Experts fear ivermectin lawsuit could undermine US public health

In 2021, a bizarre treatment for COVID-19, the anti-parasite drug ivermectin, began to emerge on social media. The Food and Drug Administration (FDA) is now facing criticism for its efforts to refute claims that the drugs can prevent the deadly virus.

A group of doctors is now suing the FDA, saying they have been personally harmed by the agency’s efforts to refute claims about the drugs’ effectiveness against COVID. Some experts fear the FDA could face punishment for refuting misinformation about the drug, which could weaken the public health message in the US.

After a questionable study surfaced in 2021, which was later retracted, claiming that ivermectin could cure COVID, many Americans began looking into it. It became especially popular among people in communities who were skeptical of COVID-19 vaccines and other pandemic measures such as masking and social distancing.

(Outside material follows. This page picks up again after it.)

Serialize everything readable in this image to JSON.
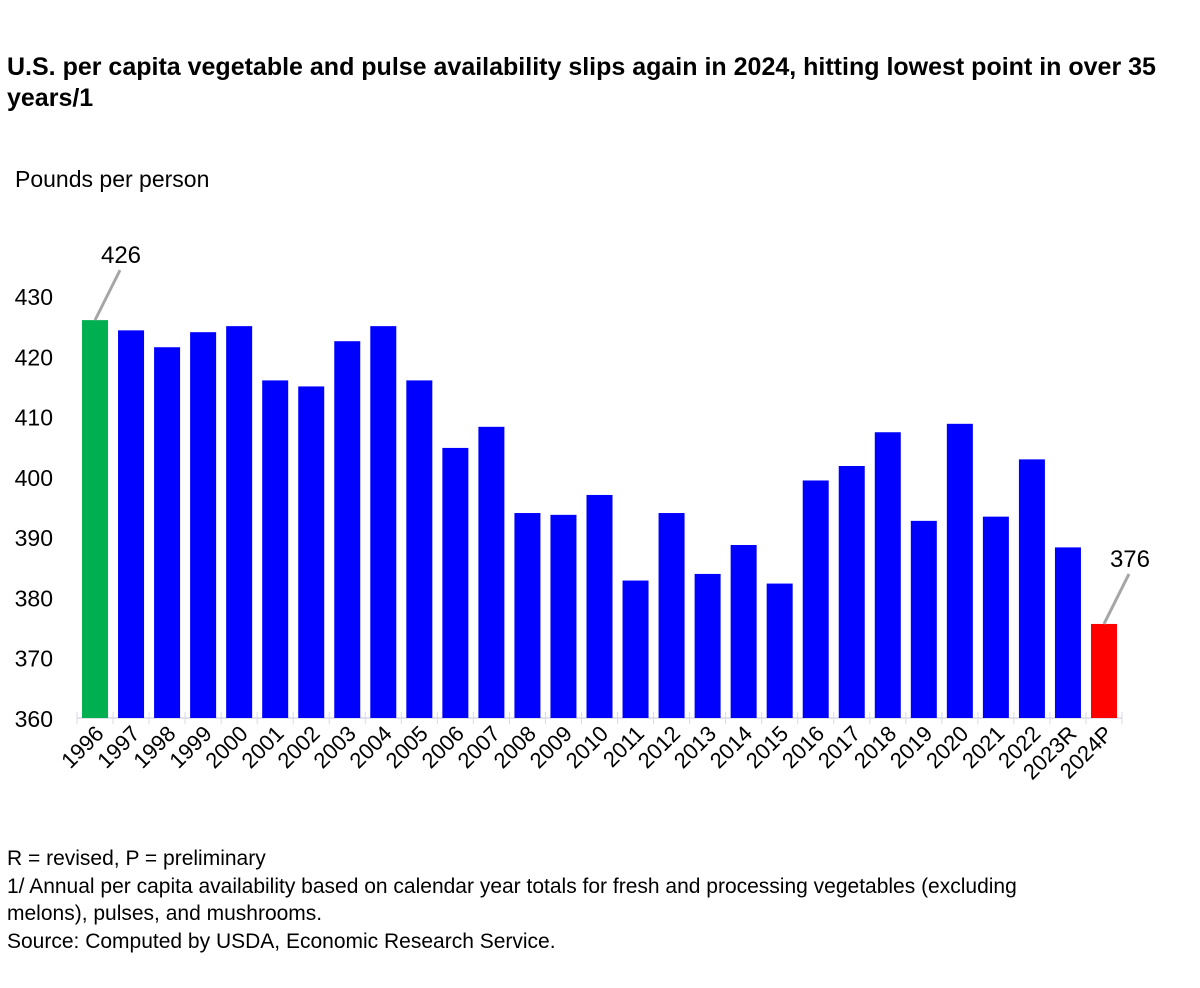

Ivermectin is an FDA-approved drug, which means doctors are allowed to prescribe it as needed. Although it is intended to treat parasitic diseases, many doctors, hoping to cash in on the ivermectin trend, began prescribing it off-label for Covid. The drug has never been proven effective against COVID, and several studies examining its efficacy have found it ineffective against the virus.

Some anecdotal reports emerged that people were looking for a veterinary version of the drug used for horses or cows to fight the infection.

An infamous tweet from the FDA responding to these stories is now the center of a current lawsuit.

ivermectinSmith Collection/Gado/Getty Images

You are not a horse. You are not a cow. Seriously, all of you. Stop it, FDA wrote On the platform now known as

Three doctors are plaintiffs in the lawsuit, first filed in September. Robert Apter, MD, an Arizona physician; Paul Merrick, MD, a doctor at Eastern Virginia Medical School; and Mary Talley Bowden, MD, a Texas doctor who made national headlines when Houston Methodist Hospital suspended her for allegedly spreading vaccine misinformation.

The FDA decided to target that practice through horse messaging and others like it. The message circulated widely in legacy and online media, they write in their suit. Not mentioned in most messages: Ivermectin also comes in a human version. And while the human version of ivermectin is not FDA-approved to treat coronavirus, some people were using it off-label for that purpose.

The plaintiffs say he prescribed off-label medications to thousands of his patients. He claims that the FDA’s ivermectin message has interfered with his own personal medical practice.

The FDA moved to dismiss the lawsuit, which a district court in Texas granted. However, the Fifth Circuit revived the case after an appeal. This means that the FDA could face punishment for its statements on ivermectin, and the agency’s independence could be reduced when discussing public health topics.

Christopher Robertson, JD, Ph.D. And Tina Watson, a legal expert at Boston University, writes in the New England Journal of Medicine that if the case against the FDA is ultimately won, the agency’s ability to protect the public and support evidence-based medicine could be eroded.

He calls the Fifth Circuit’s decision surprising. The judge in the case writes that the FDA does not have the authority to endorse, condemn, or advise on medical decisions, only the power to inform or announce.

The agency regularly releases consumer-directed information; For example, its website instructs consumers about the proper use of antibiotics and also includes relevant clinical information, the Boston experts write. The opinion suggests that the FDA may need to reevaluate each of these communications as an impractical proposal.

The Fifth Circuit is now suggesting that the FDA cannot put its views into this free marketplace of ideas, even if its speech is truthful and may be helpful to the public, they continue. …Meanwhile, junk science has become rampant on social media and is harming public health.